Communication de Michel Dakar, le 1
er janvier 2026 à Villequier en France

https://the-key-and-the-bridge.net.epicentre.html



L’ Épicentre est le sommet de la pyramide mondiale des pouvoirs, ce sommet impose donc sa propre loi à l’humanité entière, et en premier de ne pas le nommer, l’espèce humaine est donc dominée par un pouvoir qu’il lui est interdit de nommer, de voir, dont on lui interdit même d’avoir conscience, et qui trouve le moyen de faire combattre cette prise de conscience par ceux que l’Épicentre écrase le plus.

Tous les pouvoirs mondiaux sont sous la coupe de l’Épicentre, et respectent sa loi du silence.

C’est d’ailleurs à cela qu’on reconnaît qui possède le réel pouvoir, c’est celui qui peut imposer qu’on ne le nomme pas, qu’on ne le voit pas, qu’on ne le conçoive même pas.

Certes on ne le nomme pas mais aussi, tout le monde sait que le pouvoir qu’on ne nomme pas est le vrai pouvoir, et le vrai pouvoir se trouve donc devant l’impossibilité de rester caché par ce seul fait qu’il se désigne lui-même par l’interdit qu’il impose de ne pas le nommer.

La loi du silence mondiale dévoile donc qui possède le vrai pouvoir sur la planète terre et sur l’espèce humaine qui la peuple.

On pourrait dire que 2026 est à la fois l’année de la loi du silence et l’année de la révélation de ce qui ne doit pas être dit.
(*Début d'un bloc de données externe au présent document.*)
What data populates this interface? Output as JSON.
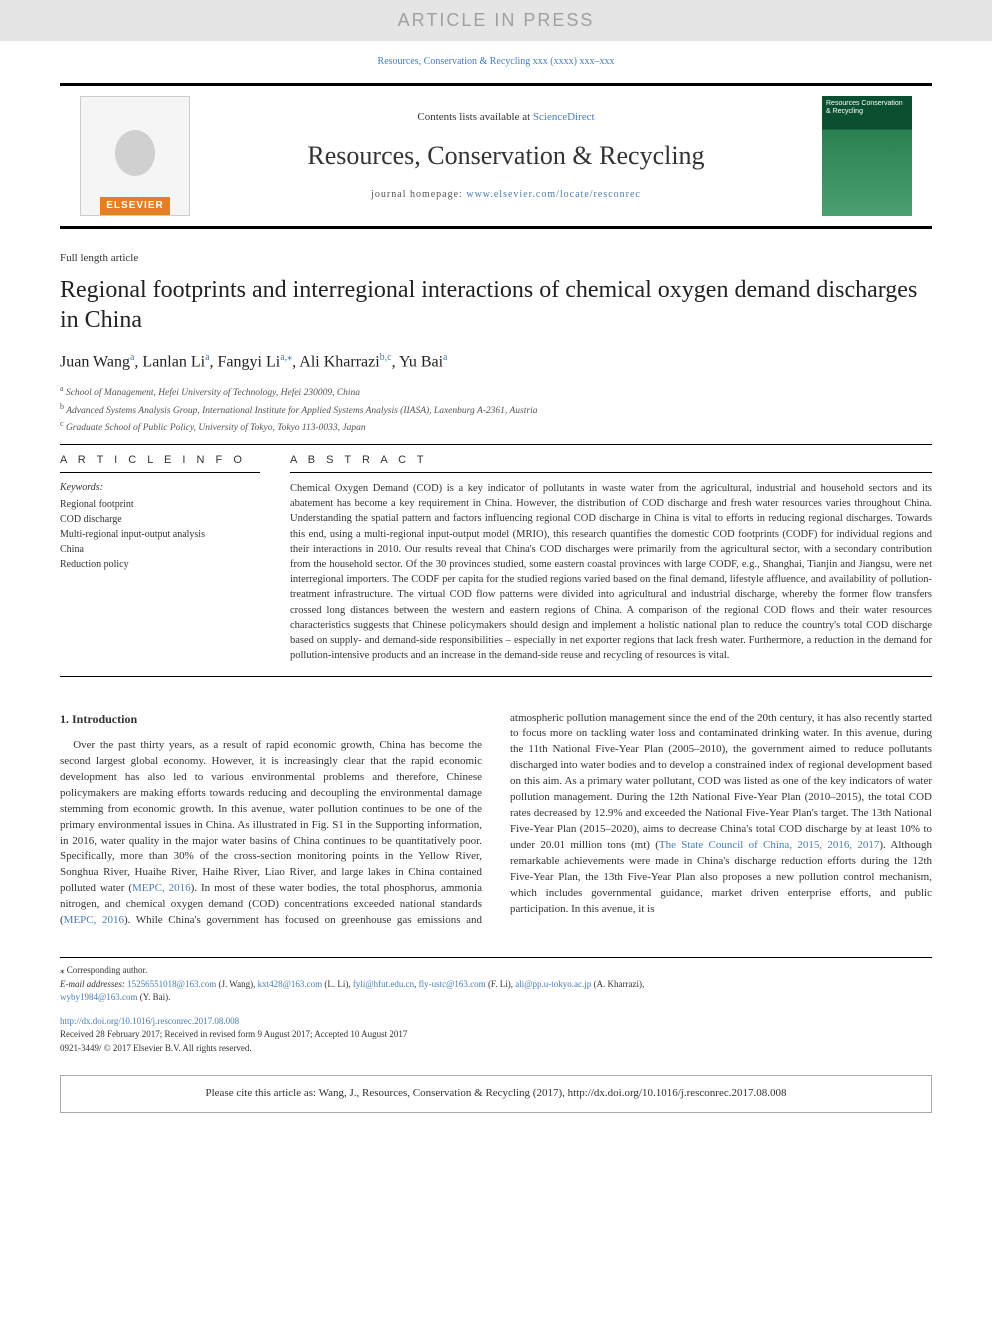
{
  "banner": {
    "text": "ARTICLE IN PRESS"
  },
  "journal_ref": "Resources, Conservation & Recycling xxx (xxxx) xxx–xxx",
  "header": {
    "publisher_name": "ELSEVIER",
    "contents_prefix": "Contents lists available at ",
    "contents_link": "ScienceDirect",
    "journal_name": "Resources, Conservation & Recycling",
    "homepage_prefix": "journal homepage: ",
    "homepage_url": "www.elsevier.com/locate/resconrec",
    "cover_title": "Resources Conservation & Recycling"
  },
  "article": {
    "type": "Full length article",
    "title": "Regional footprints and interregional interactions of chemical oxygen demand discharges in China",
    "authors_html": "Juan Wang{a}, Lanlan Li{a}, Fangyi Li{a,*}, Ali Kharrazi{b,c}, Yu Bai{a}",
    "authors": [
      {
        "name": "Juan Wang",
        "sup": "a"
      },
      {
        "name": "Lanlan Li",
        "sup": "a"
      },
      {
        "name": "Fangyi Li",
        "sup": "a,⁎"
      },
      {
        "name": "Ali Kharrazi",
        "sup": "b,c"
      },
      {
        "name": "Yu Bai",
        "sup": "a"
      }
    ],
    "affiliations": [
      {
        "sup": "a",
        "text": "School of Management, Hefei University of Technology, Hefei 230009, China"
      },
      {
        "sup": "b",
        "text": "Advanced Systems Analysis Group, International Institute for Applied Systems Analysis (IIASA), Laxenburg A-2361, Austria"
      },
      {
        "sup": "c",
        "text": "Graduate School of Public Policy, University of Tokyo, Tokyo 113-0033, Japan"
      }
    ]
  },
  "info": {
    "heading": "A R T I C L E  I N F O",
    "keywords_label": "Keywords:",
    "keywords": [
      "Regional footprint",
      "COD discharge",
      "Multi-regional input-output analysis",
      "China",
      "Reduction policy"
    ]
  },
  "abstract": {
    "heading": "A B S T R A C T",
    "text": "Chemical Oxygen Demand (COD) is a key indicator of pollutants in waste water from the agricultural, industrial and household sectors and its abatement has become a key requirement in China. However, the distribution of COD discharge and fresh water resources varies throughout China. Understanding the spatial pattern and factors influencing regional COD discharge in China is vital to efforts in reducing regional discharges. Towards this end, using a multi-regional input-output model (MRIO), this research quantifies the domestic COD footprints (CODF) for individual regions and their interactions in 2010. Our results reveal that China's COD discharges were primarily from the agricultural sector, with a secondary contribution from the household sector. Of the 30 provinces studied, some eastern coastal provinces with large CODF, e.g., Shanghai, Tianjin and Jiangsu, were net interregional importers. The CODF per capita for the studied regions varied based on the final demand, lifestyle affluence, and availability of pollution-treatment infrastructure. The virtual COD flow patterns were divided into agricultural and industrial discharge, whereby the former flow transfers crossed long distances between the western and eastern regions of China. A comparison of the regional COD flows and their water resources characteristics suggests that Chinese policymakers should design and implement a holistic national plan to reduce the country's total COD discharge based on supply- and demand-side responsibilities – especially in net exporter regions that lack fresh water. Furthermore, a reduction in the demand for pollution-intensive products and an increase in the demand-side reuse and recycling of resources is vital."
  },
  "body": {
    "intro_heading": "1. Introduction",
    "para1": "Over the past thirty years, as a result of rapid economic growth, China has become the second largest global economy. However, it is increasingly clear that the rapid economic development has also led to various environmental problems and therefore, Chinese policymakers are making efforts towards reducing and decoupling the environmental damage stemming from economic growth. In this avenue, water pollution continues to be one of the primary environmental issues in China. As illustrated in Fig. S1 in the Supporting information, in 2016, water quality in the major water basins of China continues to be quantitatively poor. Specifically, more than 30% of the cross-section monitoring points in the Yellow River, Songhua River, Huaihe River, Haihe River, Liao River, and large lakes in China contained polluted water (",
    "cite1": "MEPC, 2016",
    "para1b": "). In most of these water bodies, the total phosphorus, ammonia nitrogen, and chemical oxygen demand (COD) concentrations exceeded national standards (",
    "cite2": "MEPC, 2016",
    "para1c": "). While China's government has ",
    "para2": "focused on greenhouse gas emissions and atmospheric pollution management since the end of the 20th century, it has also recently started to focus more on tackling water loss and contaminated drinking water. In this avenue, during the 11th National Five-Year Plan (2005–2010), the government aimed to reduce pollutants discharged into water bodies and to develop a constrained index of regional development based on this aim. As a primary water pollutant, COD was listed as one of the key indicators of water pollution management. During the 12th National Five-Year Plan (2010–2015), the total COD rates decreased by 12.9% and exceeded the National Five-Year Plan's target. The 13th National Five-Year Plan (2015–2020), aims to decrease China's total COD discharge by at least 10% to under 20.01 million tons (mt) (",
    "cite3": "The State Council of China, 2015, 2016, 2017",
    "para2b": "). Although remarkable achievements were made in China's discharge reduction efforts during the 12th Five-Year Plan, the 13th Five-Year Plan also proposes a new pollution control mechanism, which includes governmental guidance, market driven enterprise efforts, and public participation. In this avenue, it is"
  },
  "footer": {
    "corresponding": "⁎ Corresponding author.",
    "email_label": "E-mail addresses: ",
    "emails": [
      {
        "addr": "15256551018@163.com",
        "who": " (J. Wang), "
      },
      {
        "addr": "kxt428@163.com",
        "who": " (L. Li), "
      },
      {
        "addr": "fyli@hfut.edu.cn",
        "who": ", "
      },
      {
        "addr": "fly-ustc@163.com",
        "who": " (F. Li), "
      },
      {
        "addr": "ali@pp.u-tokyo.ac.jp",
        "who": " (A. Kharrazi),"
      }
    ],
    "email_last": {
      "addr": "wyby1984@163.com",
      "who": " (Y. Bai)."
    },
    "doi": "http://dx.doi.org/10.1016/j.resconrec.2017.08.008",
    "received": "Received 28 February 2017; Received in revised form 9 August 2017; Accepted 10 August 2017",
    "issn": "0921-3449/ © 2017 Elsevier B.V. All rights reserved."
  },
  "citebox": "Please cite this article as: Wang, J., Resources, Conservation & Recycling (2017), http://dx.doi.org/10.1016/j.resconrec.2017.08.008",
  "colors": {
    "link": "#4a7db5",
    "banner_bg": "#e5e5e5",
    "banner_fg": "#a0a0a0",
    "publisher_orange": "#e67e22",
    "cover_green_dark": "#0a5030",
    "cover_green_light": "#4aa070"
  }
}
Ainsi cette communication est paradoxale, car elle respecte la loi du silence en ne nommant pas le vrai pouvoir mondial sur l’espèce humaine, vrai pouvoir que cette communication désigne
par l’« Épicentre », ce qui est simplement une qualification générale spatiale et vague, motivée car le vrai pouvoir se trouve au centre de tout, mais de ce seul fait de devoir utiliser une allégorie la plus imprécise possible, cette communication dévoile quel est le vrai pouvoir sans le nommer, et tout le monde comprend, du moins ceux qui comptent, c’est à dire ceux qui sont aux affaires.

Désigner quel est
le vrai pouvoir est indispensable pour le combattre, car le désigner apporte la conscience de ce vrai pouvoir. On peut le désigner soit en le nommant directement, mais si ce pouvoir impose sa loi du silence, ce qu’il fait maintenant qu’il le peut car il est parvenu au sommet de la pyramide mondiale des pouvoirs, c’est impossible, soit en l’évoquant indirectement de façon à ce que ceux qui sont concernés comprennent quel est le vrai pouvoir.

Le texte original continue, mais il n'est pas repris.